Thoughts on Military Usage of Web 2.0 Tools

Web 2.0 tools (blogs, wikis, RSS feeds, etc.) tend to have one thing in common: networking. From that aspect, it seems a perfect fit for the military intelligence community to utilize these tools as well. After all, the intelligence community is spread out across the world, large in numbers, may cover various military branches, and in need of methods of rapid information dissemination. This makes them perfect candidates for utilization of Web 2.0 tools save for one major issue: security.

There is an element of danger that accompanies the usage of these tools and it is magnified in the intelligence community. For instance, wikis are notoriously bad for providing misinformation because of the nature of how they are editable (http://www.insidehighered.com/news/2007/01/26/wiki). While it may have little impact that an 8th grader utilizes mininformation about Nolan Ryan gathered from Wikipedia.org in a report, mininformation in the intelligence community could have fatal ramifications. Information without verification is always dangerous and Web 2.0 tools only serve to speed the dissemination of mis-information (when present).

In addition, security concerns must abound over the usage of such tools in the intelligence community.

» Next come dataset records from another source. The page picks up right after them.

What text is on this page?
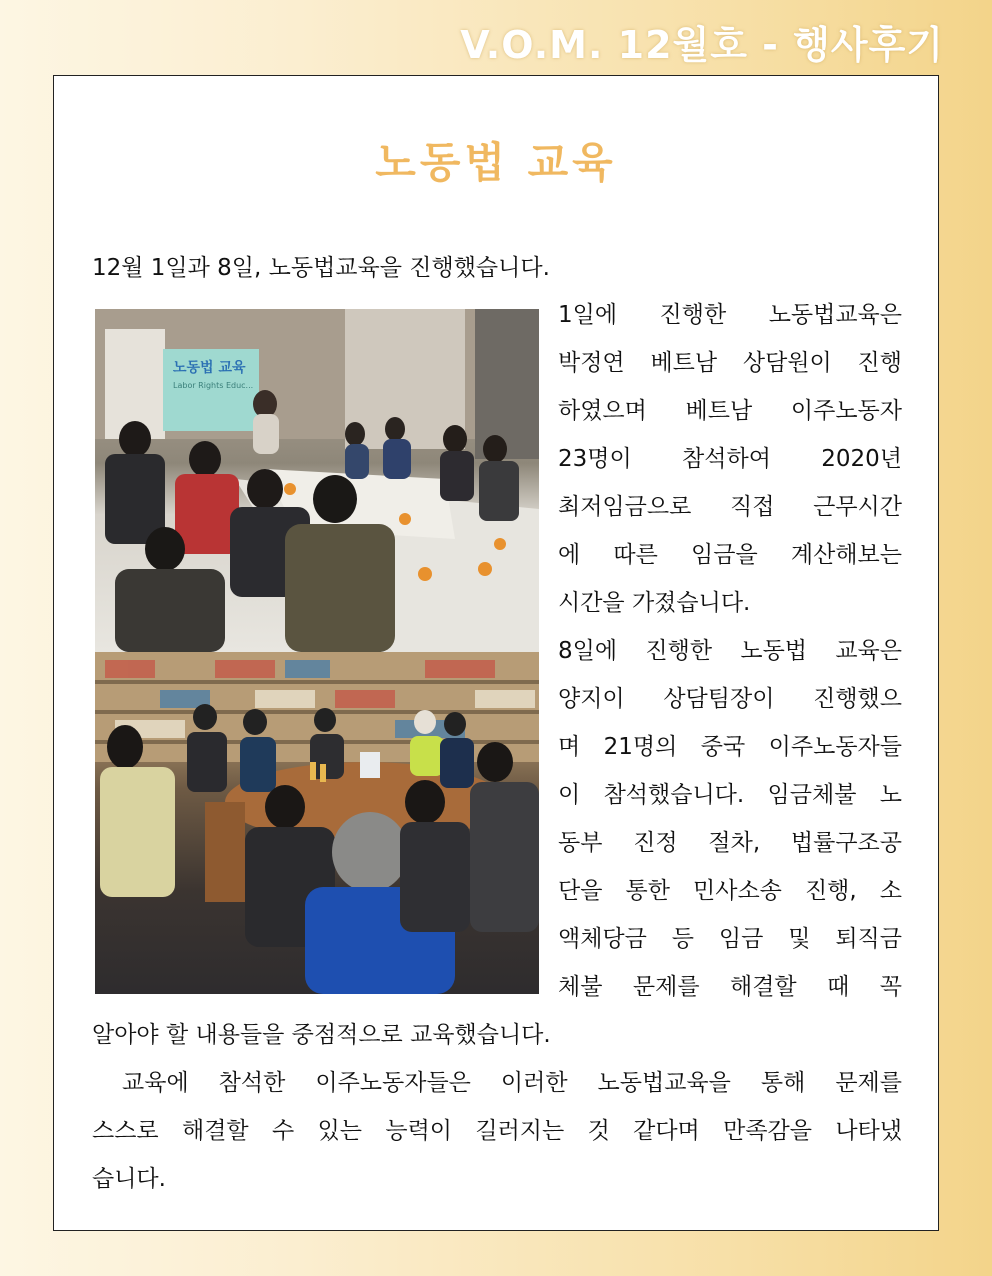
V.O.M. 12월호 - 행사후기
노동법 교육
12월 1일과 8일, 노동법교육을 진행했습니다.
노동법 교육
Labor Rights Educ...
1일에 진행한 노동법교육은
박정연 베트남 상담원이 진행
하였으며 베트남 이주노동자
23명이 참석하여 2020년
최저임금으로 직접 근무시간
에 따른 임금을 계산해보는
시간을 가졌습니다.
8일에 진행한 노동법 교육은
양지이 상담팀장이 진행했으
며 21명의 중국 이주노동자들
이 참석했습니다. 임금체불 노
동부 진정 절차, 법률구조공
단을 통한 민사소송 진행, 소
액체당금 등 임금 및 퇴직금
체불 문제를 해결할 때 꼭
알아야 할 내용들을 중점적으로 교육했습니다.
교육에 참석한 이주노동자들은 이러한 노동법교육을 통해 문제를
스스로 해결할 수 있는 능력이 길러지는 것 같다며 만족감을 나타냈
습니다.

For instance, it could be difficult to control who does/does not have write access to a military wiki, who has security clearance to see informaiton, and how much verification is required before others can act on information. Keeping others from hacking the information is also of great importance and cannot be overlooked.

Regardless of the detractors, the benefits of rapid information sharing and dissemination likely override the concerns and these tools play an important role in keeping the American populace somewhat safe.

8 comments:

Seth said...

I agree that wikis are notoriously bad for providing misinformation because of the nature of how they are editable. Perhaps a counter move would be to post decoy wikis with misinformation to intentionally mislead the opposition. That would take some doing to keep ahead of what was valid versus invalid information.

juniorsenator said...

Go Longhorns! The intelligence community obviously evaluates its vulnerability levels, while using this information technology, and thus we can assume that they try to stay ahead of the curve. However, I think it's fair to also assume that there is not a way to absolutelu outrule a poosibilty of a major security breach that could jeorpardize the life on analysts and/or the nation!

Charanne said...

Reading the other blogs, it seems security is one of the main issues where we are all doubtful. As far as access to the military wikis, is there a way to limit the edit function. I'm sure there would be, but then you are also limiting the contributions that could be made. Doing this would be contrary to the true use of the technology. Just like it is up to readers of Wikipedia to verify information on the site, the intelligence community, one would assume, would do the same.

MELINDA FRANKS said...

I agree with you that despite the negatives that may exist, the benefits that come from utilizing web 2.0 tools make it worthwhile. There are plenty of ways that the military can take advantage of web 2.0 without putting security at risk. I have confidence that the DIA can come with measures that will assure that information won't be leaked into the wrong hands.

John Shefchik said...

You bring up a good point about covering various military branches. Sharing information can vastly improve intelligence across branch lines, but also cut down on the cost for intelligence gathering. Intelligence gathered by one branch can be easily shared via the use of Web 2.0 tools. The result could decrease fatalities and help reach objectives more quickly.

Essaid Elbou said...
This comment has been removed by the author.
Essaid Elbou said...

Intellipedia is one of the applications that use web 2.0 services that allows only authenticated users to gather and exchange top secrets information between intelligence agencies. I do agree that if the access is not controlled and not limited to secure users, wrong and false information would be used and catastrophic decisions would be taken by military management.

Anonymous said...

Great point about possible misinformation. When using web tools 2.0 gad information that is posted will have a compounded effect. When an e-mail has bad info it only effects the people on the e-mail. Using web tools it will be used by every person inside the wiki, blog, etc. It will be important to have someone auditing the information, but if that is necessary doesn’t it kind of defeat the purpose. Great post.